Mayor Sensitive sat alone in his grand office at Liberal Town city hall, brooding as he watched the afternoon shadows lengthen on the plush carpet. He was furious and depressed. He’d been mayor of the city for months, and people still didn’t appreciate all that he’d done for them.
His performance had, by his own estimation, been brilliant. But all he heard were complaints: about transit, about traffic, about crime, about the homeless. And now this thing about the cost of middle-class housing. It made his head throb and his thin skin itch. He folded his arms on his desk, put his head down, and closed his eyes.
Suddenly there was a flash, so brilliant that the Mayor sensed it clearly from behind his lowered eyelids. He raised his head and opened his eyes. There, before him, stood a cherubic little man in a three-piece suit and a purple cape.
“Who-who are you?” The Mayor managed to stammer.
“I am the magic lawyer,” said the cherub, a twinkle in his eye. “And I am here to help solve your image problem.”
“How?” asked the Mayor.
“With this,” said the lawyer. And, with a flourish, the lawyer pulled a small black box from beneath his cape and placed it onto the Mayor’s desk. The box was shiny, opaque, and had no visible opening. It betrayed no hint of its purpose.
“What is it?” asked the Mayor suspiciously, his eyes darting from the little box to the panic button hidden beneath his desk.
“It is HALA,” said the lawyer, beaming.
“Who?” asked the Mayor.
“HALA,” replied the lawyer. “Well, officially it’s known as the Housing Affordability and Livability Agenda.

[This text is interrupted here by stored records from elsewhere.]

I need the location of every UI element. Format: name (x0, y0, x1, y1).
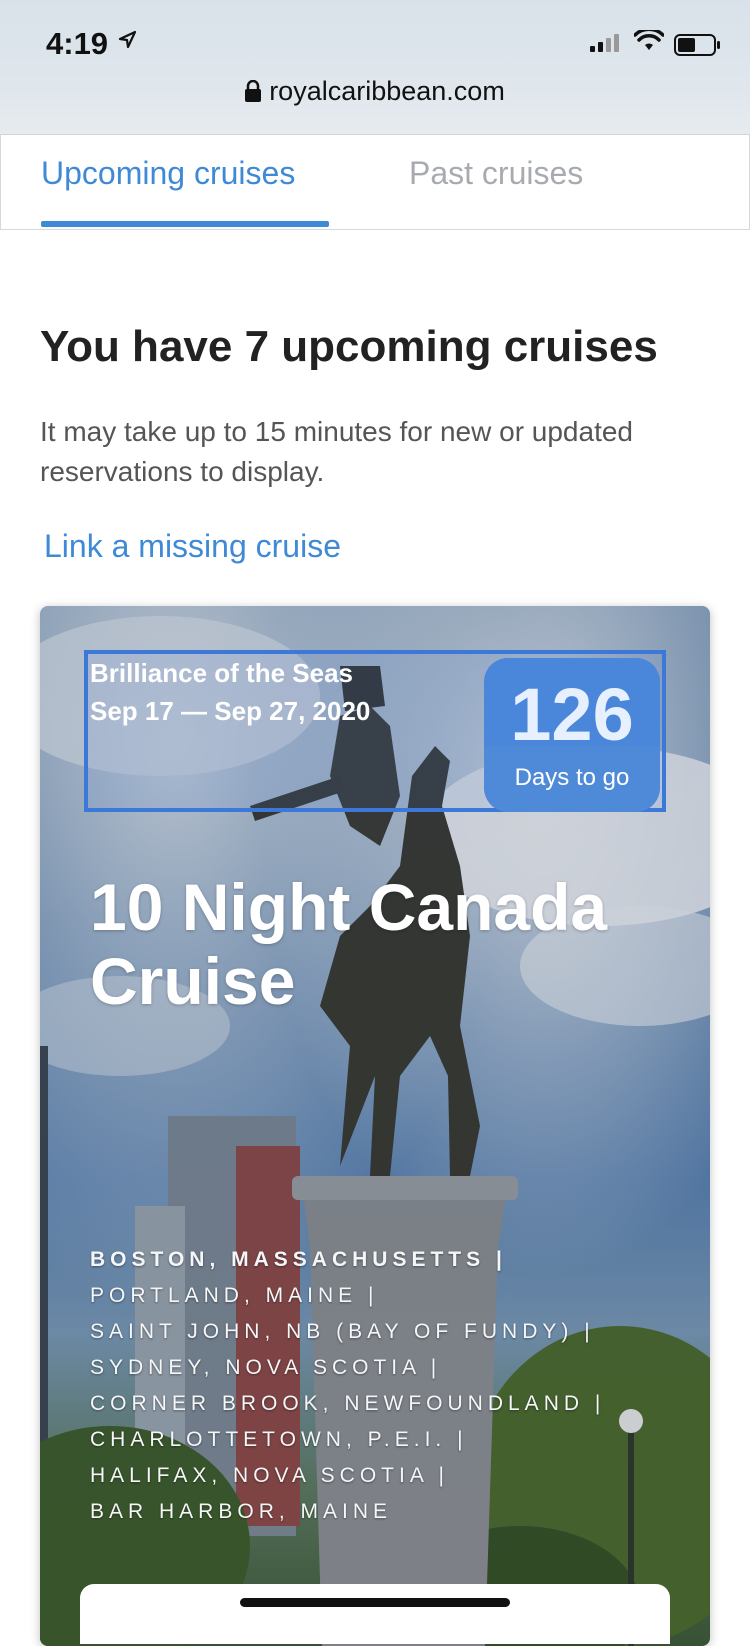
link-missing-cruise[interactable]: Link a missing cruise (44, 528, 341, 565)
cellular-signal-icon (590, 34, 619, 52)
active-tab-indicator (41, 221, 329, 227)
port-item: BAR HARBOR, MAINE (90, 1500, 393, 1523)
days-count: 126 (510, 673, 634, 756)
page-subtitle: It may take up to 15 minutes for new or … (40, 416, 634, 487)
tab-past-cruises[interactable]: Past cruises (409, 155, 583, 192)
days-to-go-badge: 126 Days to go (484, 658, 660, 812)
days-label: Days to go (514, 764, 630, 791)
port-item: SAINT JOHN, NB (BAY OF FUNDY) | (90, 1320, 595, 1343)
bottom-sheet[interactable] (80, 1584, 670, 1644)
status-bar: 4:19 royalcaribbean.com (0, 0, 750, 134)
port-item: PORTLAND, MAINE | (90, 1284, 379, 1307)
page-title: You have 7 upcoming cruises (40, 322, 658, 371)
wifi-icon (634, 30, 664, 50)
port-item: SYDNEY, NOVA SCOTIA | (90, 1356, 442, 1379)
port-item: BOSTON, MASSACHUSETTS | (90, 1248, 507, 1271)
port-list: BOSTON, MASSACHUSETTS | PORTLAND, MAINE … (90, 1242, 690, 1530)
address-bar[interactable]: royalcaribbean.com (0, 76, 750, 107)
home-indicator[interactable] (240, 1598, 510, 1607)
sailing-dates: Sep 17 — Sep 27, 2020 (90, 696, 371, 726)
lock-icon (245, 80, 262, 102)
url-text: royalcaribbean.com (269, 76, 505, 106)
status-time: 4:19 (46, 26, 109, 61)
port-item: HALIFAX, NOVA SCOTIA | (90, 1464, 449, 1487)
battery-icon (674, 34, 720, 56)
cruise-title: 10 Night Canada Cruise (90, 870, 608, 1018)
port-item: CHARLOTTETOWN, P.E.I. | (90, 1428, 468, 1451)
tab-upcoming-cruises[interactable]: Upcoming cruises (41, 155, 295, 192)
cruise-card[interactable]: Brilliance of the Seas Sep 17 — Sep 27, … (40, 606, 710, 1646)
ship-name: Brilliance of the Seas (90, 658, 353, 688)
cruise-tabs: Upcoming cruises Past cruises (0, 134, 750, 230)
location-arrow-icon (118, 30, 137, 49)
port-item: CORNER BROOK, NEWFOUNDLAND | (90, 1392, 606, 1415)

I’ll admit that the full name sounds a little clumsy. But ‘HALA’ is so mellifluous, don’t you agree. It rolls right off the tongue.”
“What does it do?” the Mayor asked, eyeing the little box.
“Do?” laughed the lawyer. “Why, it will make you look like a bold leader. It will cause developers and environmentalists to frolic together like lambs in a pasture. It will neutralize all the Bungalow Hobbits who are always complaining about growth. It will allow you to say you’re avoiding litigation. And–coincidentally, of course–it will benefit Certain People. A win-win, wouldn’t you agree?”
“How does this little box do all that?” asked the Mayor, still suspicious but his interest definitely piqued.
“When you release its magic,” explained the lawyer, “all sorts of things will emanate from this box. A Hand-Picked Task Force of Important People. Serious-sounding recommendations about affordable housing. Media events. Campaign contributions. Things like that. It will even generate bloggers to criticize the Bungalow Hobbits who may criticize you. Pretty slick, eh?”
“Why are you giving me this gift?” asked the Mayor, impressed but perplexed.
“Well,” said the magic lawyer, ” I wouldn’t exactly call it a gift, although it’s pretty close. There are a few small things you must do to release its magic.”
“What,” asked the Mayor, sensing some kind of trap.
“It’s simple,” said the lawyer. “Number one, never let anyone open the magic box to see its inner workings. This will be our little secret. Number two, you must not change, or allow others to change, the magic recommendations and numbers that come out of the box. Especially those that may incidentally benefit Certain People. If you do so, the magic will be broken and the lawsuits will fall from the sky like cold January rain. Number three, you must put all your effort into convincing the good citizens of Liberal Town of the magic qualities of these numbers and recommendations. In other words, a really big sales job.”
“A sales job?” repeated the Mayor, feeling slightly offended. “I’m a politician, not a used-car dealer.”
The magic lawyer was silent, his blank expression showing nothing of his inner thoughts at that moment.
“Does the magic box emanate facts?” asked the Mayor. “You know, things that show that all the other stuff will actually work? Studies that justify the numbers and recommendations? Things like that.”
The magic lawyer eyed the mayor quizzically. “You are speaking strangely for an Elected One,” said the lawyer. He paused. “Not to offer you any advice in your own area of expertise. But people really like to hear stories more than they like to hear facts. Especially when the stories make them feel good, and virtuous.”
“Hmm,” said the Mayor. “I’ll give you that one.” He thought for a long time. “OK,” he said finally. “I’m desperate. I’ll take it.”
The magic lawyer beamed and held out his hand. “Shake?” he asked. And they shook hands. Almost immediately, a low, reassuring hum began to issue from the little black box.
“Just one more thing,” said the Mayor. “Are you really magic?”
“Either that or just very clever,” said the lawyer, his eyes twinkling again. “In the arts of law and politics, the two things are sometimes indistinguishable, wouldn’t you agree?”
The Mayor laughed. “Yes,” he said. “And thank you.”
“Think nothing of it” said the magic lawyer. And then he was gone, leaving nothing but a small puff of smoke and billable hours in his wake.
The Mayor leaned back in his chair and grinned. It had been a good day after all. He picked up his phone and called his secretary.
“Get my media team in here,” he said, his eyes on the little black box on his desk. “Right away.”